Harana Kings debuted their album Introducing the Harana Kings in 2012 which lead to major performances including the Hollywood Bowl in Los Angeles, CA , San Francisco, Bay Area and Busan South Korea. The Harana Kings has also been featured in many television programs both in the Philippines and internationally.

Born in 1934, Felipe Alonzo hails from Bantay, Ilocos Sur. He is well known in his community and is often seen performing around the city of Vigan during Christmas and town fiestas. He learned many of the songs when he was growing up performing in sarswelas, which he refers to as “entablados” – live comic operettas performed in the town plaza. In 1965, Mr. Alonzo, who is a self-taught guitarist, recorded Ilocano haranas for Villar Records. He made his livelihood as a tricycle driver in Vigan for over thirty years.

Mr. Alonzo passed away in March 2013. He was 78.

Celestino Aniel was born in 1946 in the town of Naic, Cavite. Mr. Aniel learned many popular songs through the radio and recordings from the 1950s to the 1970s such as those of Ruben Tagalog, Larry Miranda, Ric Manrique, Jr. and Cenon Lagman. Aniel’s singing style is also a nod to popular crooners such as Bing Crosby, Nat King Cole and Perry Como, a style that was adopted and incorporated into harana during American occupation in the 1940s. Mr. Aniel is often seen singing around his hometown for friends and small gatherings.

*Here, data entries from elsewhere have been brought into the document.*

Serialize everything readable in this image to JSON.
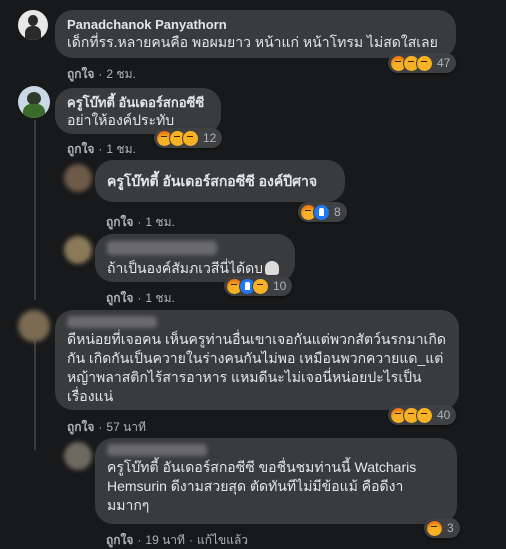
{
  "comments": [
    {
      "author": "Panadchanok Panyathorn",
      "text": "เด็กที่รร.หลายคนคือ พอผมยาว หน้าแก่ หน้าโทรม ไม่สดใสเลย",
      "like_label": "ถูกใจ",
      "time": "2 ชม.",
      "reaction_count": "47",
      "reactions": [
        "angry-icon",
        "haha-icon",
        "wow-icon"
      ]
    },
    {
      "author": "ครูโบ๊ทตี้ อันเดอร์สกอซีซี",
      "text": "อย่าให้องค์ประทับ",
      "like_label": "ถูกใจ",
      "time": "1 ชม.",
      "reaction_count": "12",
      "reactions": [
        "angry-icon",
        "haha-icon",
        "wow-icon"
      ]
    },
    {
      "author": "ครูโบ๊ทตี้ อันเดอร์สกอซีซี องค์ปีศาจ",
      "like_label": "ถูกใจ",
      "time": "1 ชม.",
      "reaction_count": "8",
      "reactions": [
        "angry-icon",
        "like-icon"
      ]
    },
    {
      "text": "ถ้าเป็นองค์สัมภเวสีนี่ได้ดบ",
      "like_label": "ถูกใจ",
      "time": "1 ชม.",
      "reaction_count": "10",
      "reactions": [
        "angry-icon",
        "like-icon",
        "wow-icon"
      ]
    },
    {
      "text": "ดีหน่อยที่เจอคน เห็นครูท่านอื่นเขาเจอกันแต่พวกสัตว์นรกมาเกิดกัน เกิดกันเป็นควายในร่างคนกันไม่พอ เหมือนพวกควายแด_แต่หญ้าพลาสติกไร้สารอาหาร แหมดีนะไม่เจอนี่หน่อยปะไรเป็นเรื่องแน่",
      "like_label": "ถูกใจ",
      "time": "57 นาที",
      "reaction_count": "40",
      "reactions": [
        "angry-icon",
        "haha-icon",
        "wow-icon"
      ]
    },
    {
      "text": "ครูโบ๊ทตี้ อันเดอร์สกอซีซี ขอชื่นชมท่านนี้ Watcharis Hemsurin ดีงามสวยสุด ตัดทันทีไม่มีข้อแม้ คือดีงามมากๆ",
      "like_label": "ถูกใจ",
      "time": "19 นาที",
      "edited": "แก้ไขแล้ว",
      "reaction_count": "3",
      "reactions": [
        "angry-icon"
      ]
    }
  ],
  "colors": {
    "background": "#18191a",
    "bubble": "#3a3b3c",
    "text": "#e4e6eb",
    "meta": "#b0b3b8"
  }
}
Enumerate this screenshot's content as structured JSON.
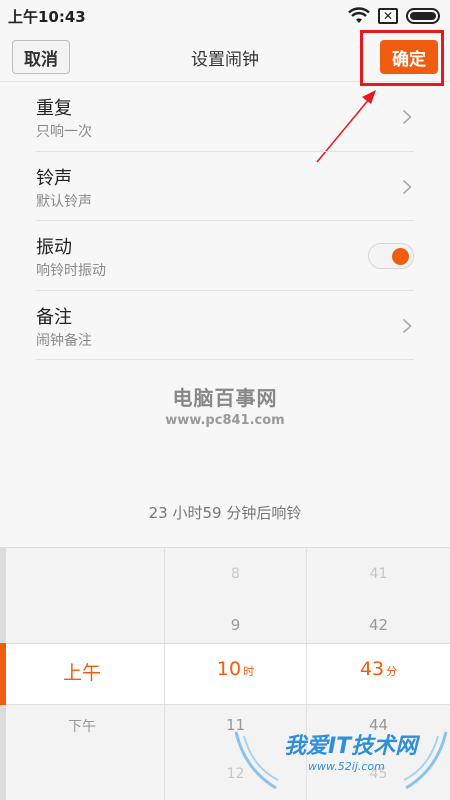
{
  "status": {
    "time": "上午10:43",
    "sim_label": "✕"
  },
  "header": {
    "cancel_label": "取消",
    "title": "设置闹钟",
    "confirm_label": "确定"
  },
  "settings": [
    {
      "title": "重复",
      "subtitle": "只响一次"
    },
    {
      "title": "铃声",
      "subtitle": "默认铃声"
    },
    {
      "title": "振动",
      "subtitle": "响铃时振动",
      "toggle": true
    },
    {
      "title": "备注",
      "subtitle": "闹钟备注"
    }
  ],
  "watermark_top": {
    "title": "电脑百事网",
    "url": "www.pc841.com"
  },
  "countdown": "23 小时59 分钟后响铃",
  "picker": {
    "ampm": {
      "selected": "上午",
      "below": "下午"
    },
    "hour": {
      "items": [
        "8",
        "9",
        "11",
        "12"
      ],
      "selected": "10",
      "unit": "时"
    },
    "minute": {
      "items": [
        "41",
        "42",
        "44",
        "45"
      ],
      "selected": "43",
      "unit": "分"
    }
  },
  "watermark_bottom": {
    "title": "我爱IT技术网",
    "url": "www.52ij.com"
  },
  "colors": {
    "accent": "#f05d10",
    "highlight": "#e8171d",
    "watermark_blue": "#2f8fd8"
  },
  "icons": [
    "wifi-icon",
    "sim-x-icon",
    "battery-icon",
    "chevron-right-icon",
    "toggle-switch"
  ]
}
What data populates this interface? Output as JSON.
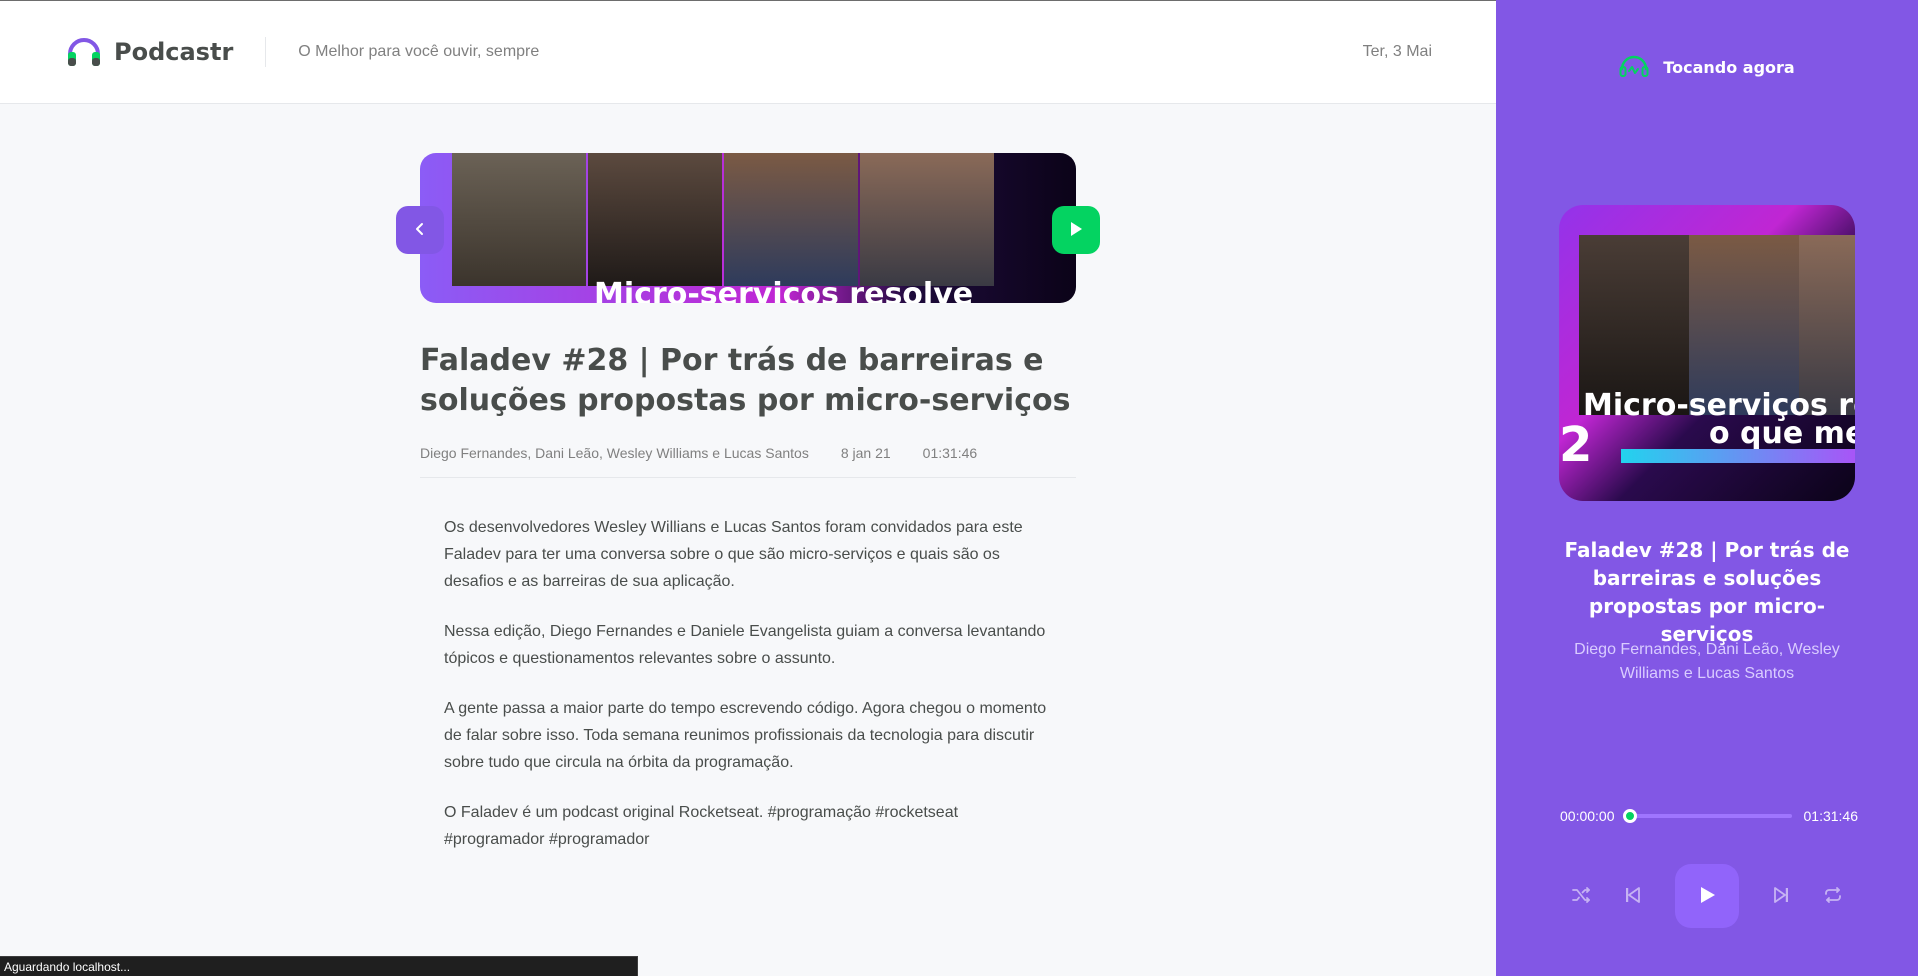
{
  "header": {
    "app_name": "Podcastr",
    "tagline": "O Melhor para você ouvir, sempre",
    "date": "Ter, 3 Mai"
  },
  "episode": {
    "thumb_banner": "Micro-serviços resolve",
    "title": "Faladev #28 | Por trás de barreiras e soluções propostas por micro-serviços",
    "members": "Diego Fernandes, Dani Leão, Wesley Williams e Lucas Santos",
    "published_at": "8 jan 21",
    "duration": "01:31:46",
    "description": [
      "Os desenvolvedores Wesley Willians e Lucas Santos foram convidados para este Faladev para ter uma conversa sobre o que são micro-serviços e quais são os desafios e as barreiras de sua aplicação.",
      "Nessa edição, Diego Fernandes e Daniele Evangelista guiam a conversa levantando tópicos e questionamentos relevantes sobre o assunto.",
      "A gente passa a maior parte do tempo escrevendo código. Agora chegou o momento de falar sobre isso. Toda semana reunimos profissionais da tecnologia para discutir sobre tudo que circula na órbita da programação.",
      "O Faladev é um podcast original Rocketseat. #programação #rocketseat #programador #programador"
    ]
  },
  "player": {
    "heading": "Tocando agora",
    "cover_text_line1": "Micro-serviços re",
    "cover_text_line2": "o que me",
    "cover_number": "2",
    "title": "Faladev #28 | Por trás de barreiras e soluções propostas por micro-serviços",
    "members": "Diego Fernandes, Dani Leão, Wesley Williams e Lucas Santos",
    "current_time": "00:00:00",
    "total_time": "01:31:46",
    "progress": 0
  },
  "status_bar": "Aguardando localhost...",
  "icons": {
    "logo": "headphones-icon",
    "back": "chevron-left-icon",
    "play": "play-icon",
    "shuffle": "shuffle-icon",
    "previous": "skip-previous-icon",
    "next": "skip-next-icon",
    "repeat": "repeat-icon"
  },
  "colors": {
    "purple": "#8257e5",
    "green": "#04d361",
    "text": "#494d4b",
    "muted": "#808080"
  }
}
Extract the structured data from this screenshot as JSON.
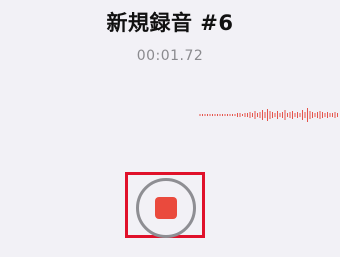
{
  "recording": {
    "title": "新規録音 #6",
    "elapsed": "00:01.72"
  },
  "controls": {
    "record_button_icon": "stop-icon",
    "record_button_state": "recording"
  },
  "colors": {
    "background": "#f2f1f6",
    "waveform": "#e5534b",
    "stop": "#ea4a3d",
    "ring": "#8e8e93",
    "highlight": "#e0112a"
  }
}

Mr. Aniel passed away in September 2012. He was 66.
Born 1946 in Maragondon, Cavite, Romeo Bergunio recently won first place in a harana singing contest for seniors in his hometown. He learned from his father and grandfather many olden and unknown songs not often heard on the radio, thus preserving the songs completely through oral tradition. He specializes in kundiman songs – both in its rudimentary form as well as the more formalized structure championed by Philippine composers such as Nicanor Abelardo.

Mr. Bergunio has recently retired after years of making his livelihood as a fisherman because “there are no more fish to be caught” in the rivers and open waters.

Florante Aguilar is one the leading figures championing Philippine music art forms in the US and international markets today. He advances and popularizes Philippine music through the medium of film, recordings and live performances. His arrangements and compositions successfully craft the right balance between respect and redefinition of a tradition.

His constant search for a tradition-based contemporary Filipino sound led him to champion harana music – songs used in the now-vanished Filipino courtship ritual of serenading, and the subject of this film.

As a composer, Aguilar uses strong Philippine motifs in a modern context, and has been granted numerous composition awards from prestigious institutions.